Wnioski? Pecet wciąż trzyma się mocno. Ciekawie jesteśmy jednak na czym wy gracie w sieci i ile godzin na to poświęcacie. Dajcie nam znać.
dokładnie tak jest xbox live działa wyśmienicie a psn to tylko kwiczy a konsola służy mi tylko do gier exluzif i się niemiłosiernie kurzy. Taka jest prawda jeśli granie po sieci to tylko xbox l;ive.
Ale niestety nie w Polsce. . .
Też zauważyłeś, że ani miesiąc temu ani teraz tutaj ani słowem nie wspomniano o Kontrakcji (o akcji MS też nie)? Dziwne bo narzekania i skandaliczne traktowanie polskich graczy w GfW i XBL już dawno w recenzjach na V widziałem.
Niestety jest rysa na tym pięknym wizerunku xbox live – microsoft wydając wczoraj oświadczenie w sprawie inicjatywy wewantlive – kontrakcja – olał nas zupełnie. Więc nadal grając np. w Modern Warfare 2 nie mam szans na dobre pingi podczas gry. Powiedzieli by: nie będzie – lub będzie i kiedy. Ale nie – oni muszą ściemniać, bo by się sprzedaż załamała. No pewnie, że by się ku. . . a załamała! Teraz też się załamie, bo ludzie już mówią o jawnym dymaniu nas bez ogródek. My przecież nie chcemy przede wszystkim last. fm czy vod – chcemy grać z polakami, na dobrych pingach, chcemy pobierać dlc bez kupowania proxy. Przepraszam, jeśli wyraziłem się zbyt dosadnie, ale gniotła mnie gdzieś ta sprawa i przy pierwszej okazji rozładowałem frustrację 😀
do endrjug jakie pingi w Modern Warfare 2 ja mam net z kablówki 8 mega i gram po sieci aż miło zero lagów itp. To chyba masz słaby net i tyle. A co do liva w polsce to powiem tak generalnie to mi wisi polski live. Mogę grać gadać z kumplami itp,a jak jest blokada regionalna na dodatki to robię połączenie przez VPN i ściągam co chcę. Więc nie płacze z tego powodu.

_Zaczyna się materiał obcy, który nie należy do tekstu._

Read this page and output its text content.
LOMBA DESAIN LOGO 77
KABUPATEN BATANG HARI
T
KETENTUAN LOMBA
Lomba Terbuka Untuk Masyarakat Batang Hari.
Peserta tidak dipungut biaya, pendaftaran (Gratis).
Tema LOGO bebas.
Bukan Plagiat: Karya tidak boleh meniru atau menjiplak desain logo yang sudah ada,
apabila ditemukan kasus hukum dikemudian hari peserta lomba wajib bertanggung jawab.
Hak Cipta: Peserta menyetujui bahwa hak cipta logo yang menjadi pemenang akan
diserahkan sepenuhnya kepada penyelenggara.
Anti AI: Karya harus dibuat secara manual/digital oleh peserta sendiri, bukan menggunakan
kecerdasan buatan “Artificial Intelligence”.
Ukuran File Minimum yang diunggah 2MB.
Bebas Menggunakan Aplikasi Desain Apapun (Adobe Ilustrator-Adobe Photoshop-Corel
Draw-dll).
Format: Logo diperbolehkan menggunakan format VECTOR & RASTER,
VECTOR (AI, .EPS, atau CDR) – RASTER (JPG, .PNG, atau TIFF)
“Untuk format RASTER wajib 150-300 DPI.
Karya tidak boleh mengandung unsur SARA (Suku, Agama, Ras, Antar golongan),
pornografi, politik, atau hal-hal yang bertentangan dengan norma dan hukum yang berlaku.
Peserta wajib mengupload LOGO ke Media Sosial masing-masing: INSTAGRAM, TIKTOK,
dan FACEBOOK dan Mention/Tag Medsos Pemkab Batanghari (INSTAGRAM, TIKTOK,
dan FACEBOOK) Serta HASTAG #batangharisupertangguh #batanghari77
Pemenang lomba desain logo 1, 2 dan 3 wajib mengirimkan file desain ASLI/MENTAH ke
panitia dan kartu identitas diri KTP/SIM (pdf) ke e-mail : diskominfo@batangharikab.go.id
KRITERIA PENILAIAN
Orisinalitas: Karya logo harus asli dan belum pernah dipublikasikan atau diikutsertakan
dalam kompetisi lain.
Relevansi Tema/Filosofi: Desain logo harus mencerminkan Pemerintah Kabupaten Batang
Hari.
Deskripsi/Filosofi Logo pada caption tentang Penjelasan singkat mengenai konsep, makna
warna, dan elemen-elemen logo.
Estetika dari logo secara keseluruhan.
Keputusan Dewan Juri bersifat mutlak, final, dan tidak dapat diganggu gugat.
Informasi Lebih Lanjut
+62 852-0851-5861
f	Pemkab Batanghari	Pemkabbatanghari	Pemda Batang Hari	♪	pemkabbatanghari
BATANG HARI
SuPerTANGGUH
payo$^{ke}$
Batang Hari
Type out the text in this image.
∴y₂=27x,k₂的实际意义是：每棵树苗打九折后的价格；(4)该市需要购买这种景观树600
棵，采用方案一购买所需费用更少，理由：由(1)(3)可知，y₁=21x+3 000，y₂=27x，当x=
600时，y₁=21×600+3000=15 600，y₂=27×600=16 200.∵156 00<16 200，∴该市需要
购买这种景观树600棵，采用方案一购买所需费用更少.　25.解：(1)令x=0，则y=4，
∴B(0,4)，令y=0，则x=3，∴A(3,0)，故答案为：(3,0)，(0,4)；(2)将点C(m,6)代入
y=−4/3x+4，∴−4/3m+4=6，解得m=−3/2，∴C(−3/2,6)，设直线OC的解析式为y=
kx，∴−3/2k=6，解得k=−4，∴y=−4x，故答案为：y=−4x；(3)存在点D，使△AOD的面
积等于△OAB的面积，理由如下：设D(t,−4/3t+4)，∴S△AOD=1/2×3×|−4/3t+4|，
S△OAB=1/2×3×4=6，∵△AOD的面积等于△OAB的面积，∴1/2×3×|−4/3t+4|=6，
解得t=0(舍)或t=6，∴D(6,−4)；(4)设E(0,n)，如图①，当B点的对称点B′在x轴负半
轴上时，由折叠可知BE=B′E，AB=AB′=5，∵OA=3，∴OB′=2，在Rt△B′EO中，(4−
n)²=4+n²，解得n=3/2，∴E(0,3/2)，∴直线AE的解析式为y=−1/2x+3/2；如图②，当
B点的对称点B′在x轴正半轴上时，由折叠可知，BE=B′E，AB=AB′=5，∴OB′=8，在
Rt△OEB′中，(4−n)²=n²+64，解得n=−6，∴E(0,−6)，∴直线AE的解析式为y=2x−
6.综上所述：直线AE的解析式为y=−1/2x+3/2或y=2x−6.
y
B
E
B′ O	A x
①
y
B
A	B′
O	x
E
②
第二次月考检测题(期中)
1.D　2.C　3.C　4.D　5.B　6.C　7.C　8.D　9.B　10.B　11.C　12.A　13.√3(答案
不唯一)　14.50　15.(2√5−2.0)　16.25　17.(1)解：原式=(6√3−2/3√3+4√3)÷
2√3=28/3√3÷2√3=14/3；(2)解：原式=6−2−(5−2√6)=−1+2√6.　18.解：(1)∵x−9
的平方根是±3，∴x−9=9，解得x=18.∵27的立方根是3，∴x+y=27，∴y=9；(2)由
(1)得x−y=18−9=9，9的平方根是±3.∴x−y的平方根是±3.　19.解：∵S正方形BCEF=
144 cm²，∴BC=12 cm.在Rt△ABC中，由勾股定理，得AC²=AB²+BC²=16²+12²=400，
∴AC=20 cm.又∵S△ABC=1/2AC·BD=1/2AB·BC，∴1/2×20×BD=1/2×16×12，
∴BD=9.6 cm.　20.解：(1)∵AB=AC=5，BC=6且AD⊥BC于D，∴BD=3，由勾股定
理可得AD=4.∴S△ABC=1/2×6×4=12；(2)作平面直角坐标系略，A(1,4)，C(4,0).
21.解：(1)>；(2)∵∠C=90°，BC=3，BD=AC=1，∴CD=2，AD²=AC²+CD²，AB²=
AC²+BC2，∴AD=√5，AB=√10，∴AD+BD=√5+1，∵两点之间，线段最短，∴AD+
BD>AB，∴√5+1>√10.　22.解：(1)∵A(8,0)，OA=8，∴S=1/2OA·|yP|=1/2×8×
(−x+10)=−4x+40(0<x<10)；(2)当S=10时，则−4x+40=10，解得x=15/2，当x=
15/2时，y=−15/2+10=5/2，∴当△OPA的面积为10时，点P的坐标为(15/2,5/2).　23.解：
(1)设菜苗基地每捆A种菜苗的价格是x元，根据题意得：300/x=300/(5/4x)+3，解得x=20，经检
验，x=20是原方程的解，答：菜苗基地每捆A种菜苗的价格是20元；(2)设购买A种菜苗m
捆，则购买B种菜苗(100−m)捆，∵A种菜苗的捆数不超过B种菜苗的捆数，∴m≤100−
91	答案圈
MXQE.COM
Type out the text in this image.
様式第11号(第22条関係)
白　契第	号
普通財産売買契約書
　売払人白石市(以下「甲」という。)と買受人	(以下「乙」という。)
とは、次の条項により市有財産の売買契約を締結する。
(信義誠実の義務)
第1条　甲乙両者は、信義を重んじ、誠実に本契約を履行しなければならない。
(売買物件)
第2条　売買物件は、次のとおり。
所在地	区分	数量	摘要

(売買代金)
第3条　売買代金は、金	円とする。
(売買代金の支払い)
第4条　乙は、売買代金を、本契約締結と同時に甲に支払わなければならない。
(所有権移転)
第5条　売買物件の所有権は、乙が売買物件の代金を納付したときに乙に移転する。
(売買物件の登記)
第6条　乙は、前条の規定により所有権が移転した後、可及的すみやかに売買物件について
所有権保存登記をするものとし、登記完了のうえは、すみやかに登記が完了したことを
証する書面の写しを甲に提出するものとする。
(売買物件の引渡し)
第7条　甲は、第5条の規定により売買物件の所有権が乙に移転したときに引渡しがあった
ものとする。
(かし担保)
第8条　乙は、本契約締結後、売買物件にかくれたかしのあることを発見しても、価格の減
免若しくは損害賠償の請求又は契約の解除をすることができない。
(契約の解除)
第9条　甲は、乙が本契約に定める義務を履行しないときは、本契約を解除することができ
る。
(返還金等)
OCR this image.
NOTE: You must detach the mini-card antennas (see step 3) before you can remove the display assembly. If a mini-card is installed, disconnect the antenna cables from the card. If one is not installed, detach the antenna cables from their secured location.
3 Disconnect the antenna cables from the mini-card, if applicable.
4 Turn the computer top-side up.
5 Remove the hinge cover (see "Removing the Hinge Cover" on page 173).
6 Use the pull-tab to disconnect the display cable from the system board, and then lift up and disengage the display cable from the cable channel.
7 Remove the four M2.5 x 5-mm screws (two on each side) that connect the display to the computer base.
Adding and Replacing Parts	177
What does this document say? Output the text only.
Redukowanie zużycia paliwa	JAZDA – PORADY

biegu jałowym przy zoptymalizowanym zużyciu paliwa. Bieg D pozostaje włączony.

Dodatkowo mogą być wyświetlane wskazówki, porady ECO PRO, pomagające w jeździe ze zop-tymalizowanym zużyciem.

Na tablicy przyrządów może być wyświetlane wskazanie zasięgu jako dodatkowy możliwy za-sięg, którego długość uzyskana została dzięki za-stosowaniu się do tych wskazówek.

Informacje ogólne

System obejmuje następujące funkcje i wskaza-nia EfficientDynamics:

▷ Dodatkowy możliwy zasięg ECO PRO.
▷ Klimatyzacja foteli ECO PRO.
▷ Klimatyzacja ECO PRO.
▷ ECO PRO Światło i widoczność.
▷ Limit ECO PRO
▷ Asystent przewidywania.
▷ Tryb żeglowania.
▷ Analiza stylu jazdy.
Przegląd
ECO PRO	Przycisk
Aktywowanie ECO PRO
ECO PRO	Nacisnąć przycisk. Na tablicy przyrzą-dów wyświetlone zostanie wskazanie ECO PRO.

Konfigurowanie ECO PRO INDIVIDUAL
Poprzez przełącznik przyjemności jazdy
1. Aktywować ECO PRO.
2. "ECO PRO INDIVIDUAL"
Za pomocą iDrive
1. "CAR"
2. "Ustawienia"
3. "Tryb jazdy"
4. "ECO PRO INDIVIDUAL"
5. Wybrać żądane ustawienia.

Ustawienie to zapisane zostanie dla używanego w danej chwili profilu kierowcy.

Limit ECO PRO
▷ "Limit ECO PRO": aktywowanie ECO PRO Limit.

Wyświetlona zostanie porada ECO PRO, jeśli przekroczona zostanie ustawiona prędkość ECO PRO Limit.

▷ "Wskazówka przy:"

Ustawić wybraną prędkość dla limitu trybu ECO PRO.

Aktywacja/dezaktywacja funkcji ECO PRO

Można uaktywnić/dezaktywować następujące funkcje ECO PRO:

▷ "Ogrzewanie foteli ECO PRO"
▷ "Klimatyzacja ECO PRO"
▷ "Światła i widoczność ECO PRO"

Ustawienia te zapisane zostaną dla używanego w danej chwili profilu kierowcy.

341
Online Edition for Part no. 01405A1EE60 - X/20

Jak ty nie jesteś hostem to możesz mieć neta 500GB/s, a i tak będziesz miał lagi jak jakiś noobek z łączem 512 zostanie wybrany na hosta przez wspaniały IWnet. . .
Wielu graczy multi na PC gra poprzez LAN. Zreszta jak oni mogli uzyskac miarodajne wyniki, jesli pytali przecietnych ludzi, ktorzy zazwyczaj maja konsole do grania, a swojego antycznego PC lub marnego laptopa moga wykorzystac jedynie do neta? Drugi problem to dostepnosc gier multi. To co sie obecnie ukazuje to w 99% przypadkow pozycje dla niedzielnych graczy. Nawet dlugo wyczekiwany Operation Flaspoint 2 okazal sie dziecinna strzelanina, a jego obsluga trybu wieloosobowego to jawna kpina. A ile mozna grac w tego CSa albo Starcrafta 😉
Prawda. Już kiedyś nawet miałem tę kwestię poruszać, ale jakoś tak mi wypadło z głowy.
Jestem zawiedziony odpowiedzią Ms przygotowaną dla WWL, jednak niektórzy z organizatorów akcji zareagowali na nią mam wrażenie, z lekko przesadzonym dramatyzmem. Może dlatego na valhalli nie było o tym tak głośno 🙂 Ostatecznie była i jest mowa o WWL na grrr.pl a to blog powiązany z valhallą.